Scrivo solo adesso un commento sull’importante vittoria conquistata ieri dalla nostra Juve. In una giornata enogastronomicamente impegnativa, ho naturalmente visto e vissuto con trepidazione la partita contro il Genoa nella quale, dopo aver disputato un primo tempo di altissimo livello caratterizzato dalle reti di Bremer e Mckennie e da altre occasioni non concretizzate (una clamorosa con lo stesso centrocampista americano), come temevo e dicevo ad uno dei miei commensali di fede Bianconera (non sottovalutando la possibilità di un calo e di un eventuale gol in qualsiasi modo subìto), abbiamo poi effettivamente rischiato di far riaprire la gara e rovinare tutto nella ripresa.
Nel secondo tempo, infatti, in particolare, non avendo realizzato il 3-0 in altre situazioni con altre palle gol create ed un palo colpito da David con una pregevole conclusione, come purtroppo ogni tanto ci capita, siamo poi calati e ci siamo quasi messi nuovamente nelle condizioni di incappare in un’altra possibile beffa.
L’episodio che avrebbe potuto complicare la giornata è stato ieri quello del dubbio rigore concesso al Genoa. Un gol dei grifoni allenati da De Rossi (giustamente applaudito allo Stadium per aver sempre sportivamente riconosciuto le nostre vittorie e la nostra grandezza), subito in quel momento, sarebbe probabilmente risultato pesante.

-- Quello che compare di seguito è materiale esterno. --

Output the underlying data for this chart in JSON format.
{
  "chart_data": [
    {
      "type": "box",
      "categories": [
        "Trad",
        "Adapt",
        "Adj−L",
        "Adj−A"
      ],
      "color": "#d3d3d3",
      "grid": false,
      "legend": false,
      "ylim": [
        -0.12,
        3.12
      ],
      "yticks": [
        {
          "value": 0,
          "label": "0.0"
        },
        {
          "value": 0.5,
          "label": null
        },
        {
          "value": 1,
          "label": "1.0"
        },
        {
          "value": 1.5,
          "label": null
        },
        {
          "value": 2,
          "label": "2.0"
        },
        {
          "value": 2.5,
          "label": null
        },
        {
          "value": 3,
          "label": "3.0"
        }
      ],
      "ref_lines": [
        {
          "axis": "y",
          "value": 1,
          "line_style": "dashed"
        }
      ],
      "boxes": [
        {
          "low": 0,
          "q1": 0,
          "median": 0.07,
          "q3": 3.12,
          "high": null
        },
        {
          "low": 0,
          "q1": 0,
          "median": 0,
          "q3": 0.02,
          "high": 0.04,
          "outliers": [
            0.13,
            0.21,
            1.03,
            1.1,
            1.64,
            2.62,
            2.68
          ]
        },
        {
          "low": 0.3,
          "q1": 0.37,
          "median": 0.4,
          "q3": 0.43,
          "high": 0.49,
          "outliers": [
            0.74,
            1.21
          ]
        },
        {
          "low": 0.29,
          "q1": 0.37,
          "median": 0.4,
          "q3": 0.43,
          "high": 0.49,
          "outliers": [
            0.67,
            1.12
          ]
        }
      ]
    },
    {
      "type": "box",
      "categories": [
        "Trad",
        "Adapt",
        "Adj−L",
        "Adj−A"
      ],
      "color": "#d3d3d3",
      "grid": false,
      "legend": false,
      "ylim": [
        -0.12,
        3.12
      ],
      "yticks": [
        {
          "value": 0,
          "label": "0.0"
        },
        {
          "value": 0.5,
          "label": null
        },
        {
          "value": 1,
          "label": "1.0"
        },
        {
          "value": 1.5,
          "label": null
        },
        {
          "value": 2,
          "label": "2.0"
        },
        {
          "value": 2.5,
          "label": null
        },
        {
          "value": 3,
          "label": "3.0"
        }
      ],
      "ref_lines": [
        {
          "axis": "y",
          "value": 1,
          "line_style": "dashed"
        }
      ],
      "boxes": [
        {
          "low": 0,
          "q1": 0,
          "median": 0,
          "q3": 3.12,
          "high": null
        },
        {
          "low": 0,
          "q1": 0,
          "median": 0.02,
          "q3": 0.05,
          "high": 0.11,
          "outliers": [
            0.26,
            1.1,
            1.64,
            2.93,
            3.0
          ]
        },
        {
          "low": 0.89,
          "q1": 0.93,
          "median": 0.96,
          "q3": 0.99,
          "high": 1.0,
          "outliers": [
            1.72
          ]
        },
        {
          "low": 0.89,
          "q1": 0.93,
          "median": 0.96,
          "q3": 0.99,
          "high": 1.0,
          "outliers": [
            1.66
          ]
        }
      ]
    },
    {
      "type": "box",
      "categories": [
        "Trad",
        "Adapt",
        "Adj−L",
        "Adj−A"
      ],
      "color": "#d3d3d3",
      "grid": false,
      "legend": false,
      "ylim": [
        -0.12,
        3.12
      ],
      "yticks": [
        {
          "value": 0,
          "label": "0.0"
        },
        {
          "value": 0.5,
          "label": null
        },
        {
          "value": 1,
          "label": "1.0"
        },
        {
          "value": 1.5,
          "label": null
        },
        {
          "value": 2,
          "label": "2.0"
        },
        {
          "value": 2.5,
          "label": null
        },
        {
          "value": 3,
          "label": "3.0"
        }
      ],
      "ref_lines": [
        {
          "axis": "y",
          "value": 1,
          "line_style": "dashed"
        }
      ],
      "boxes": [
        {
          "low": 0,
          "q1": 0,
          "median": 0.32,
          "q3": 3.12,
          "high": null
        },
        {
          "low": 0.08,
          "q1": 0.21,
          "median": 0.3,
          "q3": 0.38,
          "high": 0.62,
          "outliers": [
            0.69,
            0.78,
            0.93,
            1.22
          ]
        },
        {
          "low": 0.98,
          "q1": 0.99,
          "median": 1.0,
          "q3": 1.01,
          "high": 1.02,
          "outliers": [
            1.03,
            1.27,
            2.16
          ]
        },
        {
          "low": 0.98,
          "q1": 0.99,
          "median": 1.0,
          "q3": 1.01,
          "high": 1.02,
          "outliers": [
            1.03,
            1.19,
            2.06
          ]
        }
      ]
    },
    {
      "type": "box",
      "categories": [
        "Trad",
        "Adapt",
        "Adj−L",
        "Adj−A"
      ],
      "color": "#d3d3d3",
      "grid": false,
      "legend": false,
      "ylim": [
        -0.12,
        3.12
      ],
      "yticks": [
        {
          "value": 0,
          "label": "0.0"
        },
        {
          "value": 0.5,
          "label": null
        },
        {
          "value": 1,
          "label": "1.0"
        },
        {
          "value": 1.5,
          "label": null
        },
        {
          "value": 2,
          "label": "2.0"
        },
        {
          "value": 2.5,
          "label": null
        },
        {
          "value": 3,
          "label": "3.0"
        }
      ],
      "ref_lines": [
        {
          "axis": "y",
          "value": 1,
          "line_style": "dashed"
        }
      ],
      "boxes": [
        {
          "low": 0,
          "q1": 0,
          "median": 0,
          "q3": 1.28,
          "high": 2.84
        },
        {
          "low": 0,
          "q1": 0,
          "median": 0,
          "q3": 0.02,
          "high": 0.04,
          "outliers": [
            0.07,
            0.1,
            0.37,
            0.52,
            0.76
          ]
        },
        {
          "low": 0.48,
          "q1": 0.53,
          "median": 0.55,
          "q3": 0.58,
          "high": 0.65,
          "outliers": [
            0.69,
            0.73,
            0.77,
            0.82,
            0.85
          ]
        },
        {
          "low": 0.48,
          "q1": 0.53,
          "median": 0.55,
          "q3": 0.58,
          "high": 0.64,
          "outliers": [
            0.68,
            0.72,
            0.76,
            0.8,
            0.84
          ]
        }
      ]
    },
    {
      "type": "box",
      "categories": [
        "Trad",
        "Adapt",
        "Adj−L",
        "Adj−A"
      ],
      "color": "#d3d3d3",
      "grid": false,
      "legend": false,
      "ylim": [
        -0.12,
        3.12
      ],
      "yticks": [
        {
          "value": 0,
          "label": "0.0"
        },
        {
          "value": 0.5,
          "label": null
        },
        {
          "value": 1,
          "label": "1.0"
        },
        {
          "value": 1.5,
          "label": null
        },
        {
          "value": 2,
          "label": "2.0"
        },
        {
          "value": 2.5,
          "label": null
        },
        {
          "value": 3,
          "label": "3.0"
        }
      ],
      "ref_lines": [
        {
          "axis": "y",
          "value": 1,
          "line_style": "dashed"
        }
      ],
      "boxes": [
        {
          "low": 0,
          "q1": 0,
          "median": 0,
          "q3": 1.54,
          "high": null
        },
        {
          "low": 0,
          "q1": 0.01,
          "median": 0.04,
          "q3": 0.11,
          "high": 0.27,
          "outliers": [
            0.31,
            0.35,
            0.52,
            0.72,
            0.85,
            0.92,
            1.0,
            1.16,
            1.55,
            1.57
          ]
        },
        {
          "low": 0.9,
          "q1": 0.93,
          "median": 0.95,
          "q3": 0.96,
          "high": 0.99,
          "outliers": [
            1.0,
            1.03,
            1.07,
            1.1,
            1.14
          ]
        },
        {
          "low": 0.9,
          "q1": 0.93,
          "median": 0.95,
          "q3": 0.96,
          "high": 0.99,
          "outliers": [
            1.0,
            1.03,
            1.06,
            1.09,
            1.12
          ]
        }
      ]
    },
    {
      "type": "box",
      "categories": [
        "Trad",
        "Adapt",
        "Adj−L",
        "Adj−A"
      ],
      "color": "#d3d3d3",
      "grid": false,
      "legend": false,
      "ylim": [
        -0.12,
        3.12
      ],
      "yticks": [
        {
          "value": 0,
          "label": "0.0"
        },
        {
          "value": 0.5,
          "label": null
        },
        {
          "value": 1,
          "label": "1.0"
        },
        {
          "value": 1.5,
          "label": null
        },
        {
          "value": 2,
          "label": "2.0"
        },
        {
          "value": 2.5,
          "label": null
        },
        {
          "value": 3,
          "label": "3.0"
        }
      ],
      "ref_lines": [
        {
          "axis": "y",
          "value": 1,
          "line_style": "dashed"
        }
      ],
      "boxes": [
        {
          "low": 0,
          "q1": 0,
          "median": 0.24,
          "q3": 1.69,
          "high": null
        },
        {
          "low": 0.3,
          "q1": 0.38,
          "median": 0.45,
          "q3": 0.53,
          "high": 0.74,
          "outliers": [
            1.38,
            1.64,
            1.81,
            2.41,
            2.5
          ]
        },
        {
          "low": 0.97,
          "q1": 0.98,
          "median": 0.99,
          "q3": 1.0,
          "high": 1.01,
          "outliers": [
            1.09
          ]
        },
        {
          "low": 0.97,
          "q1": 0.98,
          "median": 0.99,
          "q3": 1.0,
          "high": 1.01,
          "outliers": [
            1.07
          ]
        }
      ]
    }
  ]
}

Proprio per questo motivo, è stato stavolta finalmente determinante Di Gregorio nel neutralizzare brillantemente il tiro dal dischetto con un intervento di ottima fattura (che gli fa questa volta meritare i complimenti di noi tifosi, dopo diverse sacrosante critiche piovutegli addosso per via di diversi errori nelle ultime partite che aveva giocato prima di aver lasciato il posto da titolare a Perin).
Detto ciò, dobbiamo cercare di non avere questi pericolosi passaggi a vuoto e mantenere un certo livello ed un buon controllo della partita. Speriamo di riuscire a farlo in queste ultime decisive partite nelle quali, dopo aver ieri recuperato degli importanti punti sulle avversarie dirette, ci giocheremo la qualificazione alla prossima Champions. Vedremo.
In ogni caso, come ripeto spesso, inserendo in questa rosa alcuni giocatori di spessore, qualità, esperienza e personalità (in ogni reparto, porta compresa), sempre ben guidati da Spalletti, potremo, a parer mio, correggere i suddetti difetti, trovare continuità e lottare per vincere. Da Juve. Contro tutto e tutti. Uniti e fieri. Fino alla fine.
Sempre più orgo9liosamente forza Leggendaria Juventus.